新疆的美食最核心的環節就是吃羊,各種烹調手法極其講究,他用很多篇章說到羊肉,細述其手法和配料,然而食肉的人類,道德上的罪惡感如何消除?“一眨眼工夫,羊就變成了羊肉。被剝了皮的羊,精赤巴條地躺在自己的皮上,讓所有目睹的人感到羞恥、無地自容。”但人們會把這個罪惡擇得干干凈凈,“這是老天定下的規矩,讓你升天,我來幫你。”人享受口腹之樂后,矛盾和問題堅硬地存在著,無法消解。當然也有“戴乳罩的母羊”,“一槍打死24只羊”這種表面看起來離奇的事件,其實還是要強調人在動物面前的罪感。作者自己也沒能解決這個問題,他愛羊,愛草原,知道人占了好處,狼背了惡名,他既強調“人多羊少”越來越不夠吃,卻又忍不住要渲染“奇香鮮嫩”、帶著粉紅的手抓羊肉,故意刺激人的味蕾的綻放,惹得四面八方的人奔赴草原,去品嘗美味。他是個“覺悟者”,但依然這么痛苦。

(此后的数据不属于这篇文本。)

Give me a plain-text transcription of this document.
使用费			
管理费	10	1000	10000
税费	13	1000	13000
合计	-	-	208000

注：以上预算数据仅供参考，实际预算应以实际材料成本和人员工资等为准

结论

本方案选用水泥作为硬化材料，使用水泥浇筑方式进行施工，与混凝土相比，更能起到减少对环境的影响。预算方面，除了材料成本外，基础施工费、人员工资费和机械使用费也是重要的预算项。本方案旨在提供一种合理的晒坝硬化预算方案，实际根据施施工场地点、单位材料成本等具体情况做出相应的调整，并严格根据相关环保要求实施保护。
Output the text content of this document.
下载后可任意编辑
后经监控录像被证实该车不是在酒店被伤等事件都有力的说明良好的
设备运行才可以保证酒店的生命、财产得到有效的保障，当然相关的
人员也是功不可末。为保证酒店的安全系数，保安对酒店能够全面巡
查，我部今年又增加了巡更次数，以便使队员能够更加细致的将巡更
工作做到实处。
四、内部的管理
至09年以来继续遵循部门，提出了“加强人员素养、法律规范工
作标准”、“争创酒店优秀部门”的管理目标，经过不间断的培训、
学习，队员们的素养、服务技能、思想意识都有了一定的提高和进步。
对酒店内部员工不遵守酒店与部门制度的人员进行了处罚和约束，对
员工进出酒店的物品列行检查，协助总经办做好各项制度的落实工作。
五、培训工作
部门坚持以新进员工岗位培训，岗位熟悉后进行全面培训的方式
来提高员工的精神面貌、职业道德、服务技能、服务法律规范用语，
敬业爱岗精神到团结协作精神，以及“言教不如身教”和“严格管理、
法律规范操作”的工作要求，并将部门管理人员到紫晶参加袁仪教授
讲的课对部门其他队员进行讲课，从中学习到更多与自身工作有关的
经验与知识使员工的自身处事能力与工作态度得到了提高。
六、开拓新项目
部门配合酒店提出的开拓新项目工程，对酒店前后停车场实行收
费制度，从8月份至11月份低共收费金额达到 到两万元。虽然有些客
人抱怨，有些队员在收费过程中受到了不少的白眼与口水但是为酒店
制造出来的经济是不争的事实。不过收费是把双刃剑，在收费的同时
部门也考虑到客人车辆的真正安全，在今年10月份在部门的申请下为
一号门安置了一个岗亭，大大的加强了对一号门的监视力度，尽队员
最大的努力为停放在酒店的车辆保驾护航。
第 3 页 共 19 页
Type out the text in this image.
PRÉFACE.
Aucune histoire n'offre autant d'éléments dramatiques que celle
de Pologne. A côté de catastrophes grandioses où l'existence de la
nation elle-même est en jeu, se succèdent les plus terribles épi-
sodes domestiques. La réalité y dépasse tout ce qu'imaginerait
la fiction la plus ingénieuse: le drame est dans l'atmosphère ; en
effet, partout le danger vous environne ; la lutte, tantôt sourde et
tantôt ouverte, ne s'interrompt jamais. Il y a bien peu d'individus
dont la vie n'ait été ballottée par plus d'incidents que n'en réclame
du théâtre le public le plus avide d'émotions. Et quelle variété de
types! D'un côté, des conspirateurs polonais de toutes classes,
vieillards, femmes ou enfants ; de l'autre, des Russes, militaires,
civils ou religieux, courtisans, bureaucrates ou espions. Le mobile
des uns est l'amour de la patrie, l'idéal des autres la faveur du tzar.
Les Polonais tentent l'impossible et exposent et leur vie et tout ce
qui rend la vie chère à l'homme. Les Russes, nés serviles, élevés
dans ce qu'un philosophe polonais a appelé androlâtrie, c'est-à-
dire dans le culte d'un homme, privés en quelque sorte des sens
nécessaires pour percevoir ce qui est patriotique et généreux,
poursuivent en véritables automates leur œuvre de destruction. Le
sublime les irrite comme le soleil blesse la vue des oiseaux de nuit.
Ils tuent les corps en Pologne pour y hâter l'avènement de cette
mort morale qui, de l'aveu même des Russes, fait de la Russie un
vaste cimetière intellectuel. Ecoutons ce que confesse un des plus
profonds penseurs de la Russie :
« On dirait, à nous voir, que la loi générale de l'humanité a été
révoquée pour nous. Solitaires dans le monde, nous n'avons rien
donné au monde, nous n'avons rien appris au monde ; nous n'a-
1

文化、歷史、風俗,這種知識性的文章,光有情感還不夠,還需要運用數據、索隱,像做科學論文那樣,有很多冷靜理性的分析。古城,絲綢之路與黑石油,大銀行,列寧銅像的歷史勾沉……眾所周知,新疆土地面積之廣大,歷史之久遠,文化遺存之豐富,不是一兩篇文章說得清的。有關樓蘭、龜茲的考證和傳聞,也涉及外交、戰爭、宗教、探險、科考,十二木卡姆與喀喇汗王朝的關聯,哈薩克人的彈唱里藏著多少古烏孫人的浪漫。從錫伯人的控箭搭弦、塔吉克人的鷹舞追索上古太陽部族人對自由的向往。而《野馬之殞》這一類敘事氣象濃烈的文章,是從馬的起源、發展史,一直寫到野馬的王位爭奪戰,那里有“烈焰”和“銀火”相愛相殺的故事。作者用愛撫的眼神打量一切,了不起的人民在這塊土地上創造了輝煌的文化。他的歷史散文融合了知性與美,語言隨著情緒自然流淌,如沙漠向遠處延展,如河流隨地勢而行。
他要盡情書寫大美新疆。沙漠、河流、高山、森林……因為愛,他情感抵達之處,便有音樂的流動感和畫面的色彩感。“時間是隱形的河流,河流是具象的時間。”